What do I say Yes to at this stage of my life? This may sound silly, but I say Yes to my decades on this planet.

I don’t want to hide my age, especially not from myself. It’s not about coloring my gray hair or camouflaging my saggy parts. This is more about remembering what I’ve experienced (good and bad) during all the years I’ve been alive.

In my early to middle adult years, I was caught up in the everyday challenges of marriage, children and jobs. Events and people outside of me played a huge role in my decisions and feelings of being a success or a failure. Many times I made the here-and-now, filled with whatever demanded my attention in that moment or year or job, be the definition of my life.

But when I turned 60 I retired, and suddenly there were no children or jobs to give validity to my life. I was amazed that I’d been around all these decades and wondered what value my life had. It didn’t hit me like depression but more like awe at having lived for so long yet not having a Nobel or Pulitzer or Grammy to define what I’d been doing. So I created multiple timelines — jobs, vacations, addresses, major events and many more. What was most valuable to me wasn’t what was on those timelines but that I was there. 

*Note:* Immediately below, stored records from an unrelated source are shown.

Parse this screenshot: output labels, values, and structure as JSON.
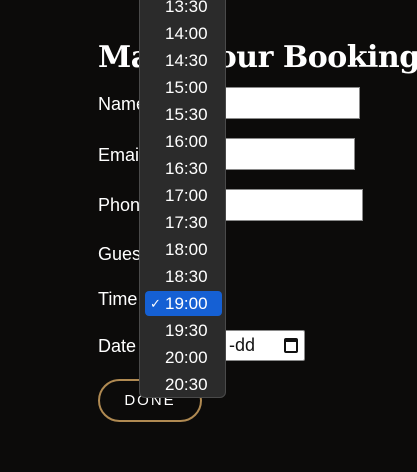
{
  "form": {
    "title": "Make Your Booking",
    "labels": {
      "name": "Name",
      "email": "Email",
      "phone": "Phone",
      "guests": "Guests",
      "time": "Time",
      "date": "Date"
    },
    "date_placeholder": "yyyy-mm-dd",
    "done_label": "DONE"
  },
  "time_dropdown": {
    "options": [
      "13:30",
      "14:00",
      "14:30",
      "15:00",
      "15:30",
      "16:00",
      "16:30",
      "17:00",
      "17:30",
      "18:00",
      "18:30",
      "19:00",
      "19:30",
      "20:00",
      "20:30"
    ],
    "selected": "19:00",
    "check_mark": "✓"
  },
  "colors": {
    "background": "#0c0b0a",
    "button_border": "#b08a52",
    "selected_option": "#1560d4",
    "dropdown_bg": "#2b2b2b"
  }
}
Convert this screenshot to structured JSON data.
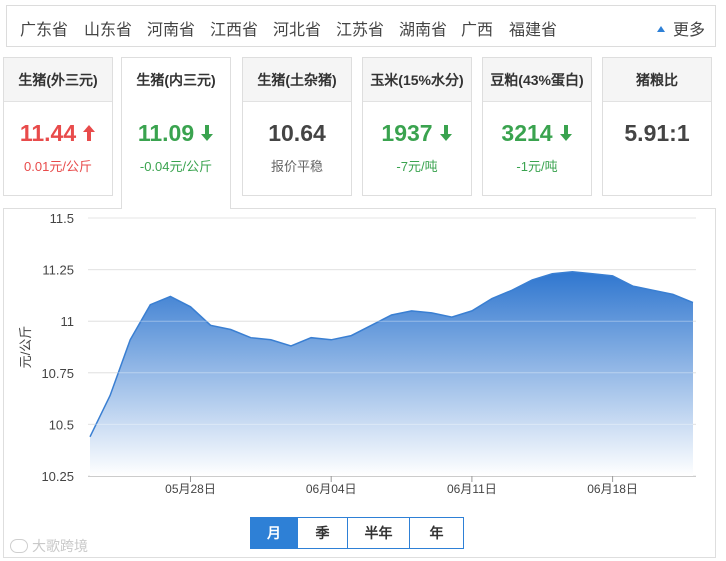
{
  "provinces": [
    "广东省",
    "山东省",
    "河南省",
    "江西省",
    "河北省",
    "江苏省",
    "湖南省",
    "广西",
    "福建省"
  ],
  "more_label": "更多",
  "cards": [
    {
      "title": "生猪(外三元)",
      "value": "11.44",
      "trend": "up",
      "arrow": "🡑",
      "change": "0.01元/公斤"
    },
    {
      "title": "生猪(内三元)",
      "value": "11.09",
      "trend": "down",
      "arrow": "🡓",
      "change": "-0.04元/公斤"
    },
    {
      "title": "生猪(土杂猪)",
      "value": "10.64",
      "trend": "flat",
      "arrow": "",
      "change": "报价平稳"
    },
    {
      "title": "玉米(15%水分)",
      "value": "1937",
      "trend": "down",
      "arrow": "🡓",
      "change": "-7元/吨"
    },
    {
      "title": "豆粕(43%蛋白)",
      "value": "3214",
      "trend": "down",
      "arrow": "🡓",
      "change": "-1元/吨"
    },
    {
      "title": "猪粮比",
      "value": "5.91:1",
      "trend": "flat",
      "arrow": "",
      "change": ""
    }
  ],
  "active_card": 1,
  "periods": [
    "月",
    "季",
    "半年",
    "年"
  ],
  "active_period": 0,
  "watermark": "大歌跨境",
  "colors": {
    "accent": "#2e80d6",
    "up": "#e84b4b",
    "down": "#3aa34f",
    "area_top": "#2f76cf",
    "area_bottom": "#ffffff"
  },
  "chart_data": {
    "type": "area",
    "ylabel": "元/公斤",
    "xlabel": "",
    "ylim": [
      10.25,
      11.5
    ],
    "yticks": [
      "11.5",
      "11.25",
      "11",
      "10.75",
      "10.5",
      "10.25"
    ],
    "ytick_values": [
      11.5,
      11.25,
      11.0,
      10.75,
      10.5,
      10.25
    ],
    "xticks": [
      {
        "label": "05月28日",
        "day": 28,
        "month": 5
      },
      {
        "label": "06月04日",
        "day": 4,
        "month": 6
      },
      {
        "label": "06月11日",
        "day": 11,
        "month": 6
      },
      {
        "label": "06月18日",
        "day": 18,
        "month": 6
      }
    ],
    "x": [
      "05-23",
      "05-24",
      "05-25",
      "05-26",
      "05-27",
      "05-28",
      "05-29",
      "05-30",
      "05-31",
      "06-01",
      "06-02",
      "06-03",
      "06-04",
      "06-05",
      "06-06",
      "06-07",
      "06-08",
      "06-09",
      "06-10",
      "06-11",
      "06-12",
      "06-13",
      "06-14",
      "06-15",
      "06-16",
      "06-17",
      "06-18",
      "06-19",
      "06-20",
      "06-21",
      "06-22",
      "06-23"
    ],
    "values": [
      10.44,
      10.64,
      10.91,
      11.08,
      11.12,
      11.07,
      10.98,
      10.96,
      10.92,
      10.91,
      10.88,
      10.92,
      10.91,
      10.93,
      10.98,
      11.03,
      11.05,
      11.04,
      11.02,
      11.05,
      11.11,
      11.15,
      11.2,
      11.23,
      11.24,
      11.23,
      11.22,
      11.17,
      11.15,
      11.13,
      11.09
    ],
    "grid": true
  }
}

I remember being in South Houston High School when I heard President Kennedy was shot in Dallas.

I remember waiting outside in a cold Washington, D.C., night to have the chance to walk by President Lyndon Johnson’s casket in the Capitol and be greeted by his daughter.

I remember what it felt like to open the San Antonio Express-News one day in 1980 and see my very own book review printed inside.

By embracing the details of the years I’ve been on the earth, I feel more solid in my life. I’ve discovered strengths in myself that have clear roots in experiences from my earlier years. 

Let me give an example. When I was a really little kid, I loved hearing the different-sounding accents of my parent’s Great Books group when they met at our house. As a young teen, I started writing to pen pals (purchased for 50 cents apiece from an address I got in a comic book). And when my college offered as much financial aid to go abroad during my junior year as I was getting in a regular year on campus, I jumped at the chance. Years and years later, when I was the IT network manager for a company that was acquired by a German firm, we had to figure out together how to merge our networks. Events in my past gave me a view of the "foreign" world as an interesting/friendly place, and that gave me an important tool which let me help my group succeed in a challenging project.

At various periods of my life I thought I’d write novels based on the challenges I’ve experienced in my life, or be a missionary doctor in Africa, or practice international law in an office near the Houston Ship Channel. I haven’t done any of those things, but I have lived, and continue to live, a full life. Not hiding from all the decades I’ve been alive on the planet gives me a foundation of actual experiences when I feel shaky about the meaning of my life.